§ Top read: Over at Graphic NYC, Tom Hart explores some modes of storytelling via two movie directors:
David Mamet and Werner Herzog are the Apollo and Dionysis of movie-making. Forgive me, I’m pitting them against each other partially because they’ve each created works I adore, but also because Mamet himself has in essence already done so.
§ King Con co-organizer Mike Zagari wraps up the show.
After helping run King Con, I have to admit that even though we were faced with many skeptical individuals, I think we ran a fantastic first show. Yes, we hit a few speed bumps along the way, but everyone helping us put the event together (which was the first time most of them had been exposed to running a show like this) brought in the elevated energy to make it a success. We weren’t trying to one-up any other con or be the biggest con in NYC, but rather just run a great show filled with all the talented comic and animation folk that are passionate about their work. I don’t blame some for being skeptical, but it’s definitely the optimists that made the show have such a great vibe!

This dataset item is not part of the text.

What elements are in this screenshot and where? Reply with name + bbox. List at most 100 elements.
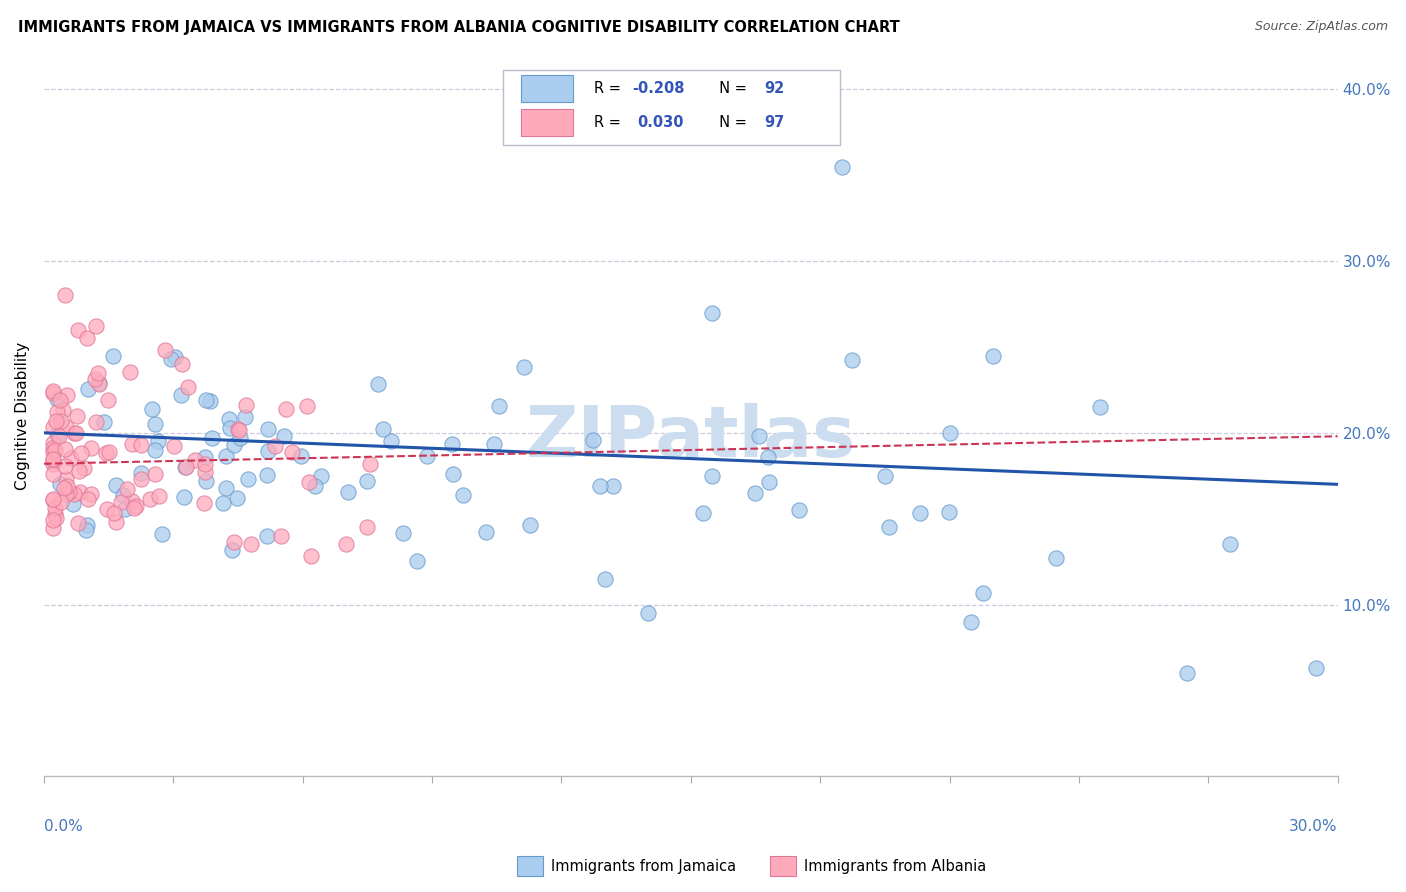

§ Douglas Wolk’s weekly comics buying list is always a highlight of the week.
§ In conversation with Tim O’Shea, Dwight L. MacPherson offers a beginnings guide to steampunk
Steampunk fiction is a sub-genre of science-fiction and fantasy. Stories generally take place during Victorian times (hence the “steam”) and contain fictional technological advancements (such as steam-powered robots, laser rays, battle dirigibles, etc.) or technology that was created at a much later date (such as the computer). Because of the inclusion of futuristic technology, alternate history is also a large part of most steampunk fiction. The works of H.G. Wells and Jules Verne are prime examples of steampunk fiction, as are the novels “The Anubis Gates” by Tim Powers and “The Difference Engine” by William Gibson and Bruce Sterling, and the classic television show “The Wild, Wild West.”
§ Think Britcoms are the bee’s knees, from Fawlty to Boosh? YOU may feel differently about the British Empire after reading this post on Topless Robot.
That reminds us, we were at Borders the other night and they were selling shrink-wrapped 3-packs of volumes 1-3. Is that a chain-exclusive?
§ BC also has a report by Paul Tierney on Eddie Campbell At ComICA
Eddie Campbell has lost his bag. He looks agitated, all the valuables are in it. The audience is worried: How could this happen? What can we do? He’s telling us that he just told his wife that the bag is gone. She replied that he gave her the bag 10 minutes ago. Proceedings aren’t even under-way yet and we’re already being treated to a story from Campbell, one that touches upon family life, ageing and failing memory, and perhaps the reluctance of the artist to be fully engaged with the mundane reality of bag location. Neatly encapsulating many of the topics tonight’s conversation will touch upon. And he delivered it in far less time than it’s taken me to describe it.
§ Kristy Valenti recalls an early — well, 10 year old — example of comics/lit crossover:
1999’s Bread & Wine, a 44 pp., squarebound 10″ X 8″ autobio comic written by black, gay science-fiction writer, professor and theorist Samuel R. Delany and drawn by artist /martial arts instructor Mia Wolff, is difficult to write critically about; I’m afraid I’m going to lapse into mere rhapsodic description. (In all fairness, I think that Alan Moore, who wrote the intro, occasionally struggles with this impulse too; at times, his habitual purple prose goes positively eggplant.) Which is too bad: Bread & Wine: An Erotic Tale of New York —the story, told in flashback, of how Delany became a couple with a homeless man, Dennis — is a rich text deserving informed analysis and a sense of how it fits into Delany’s larger body of work.
We would jump in there with praise as well — Delany’s tale is one of the best-written true life comics ever, and one of the most amazing stories.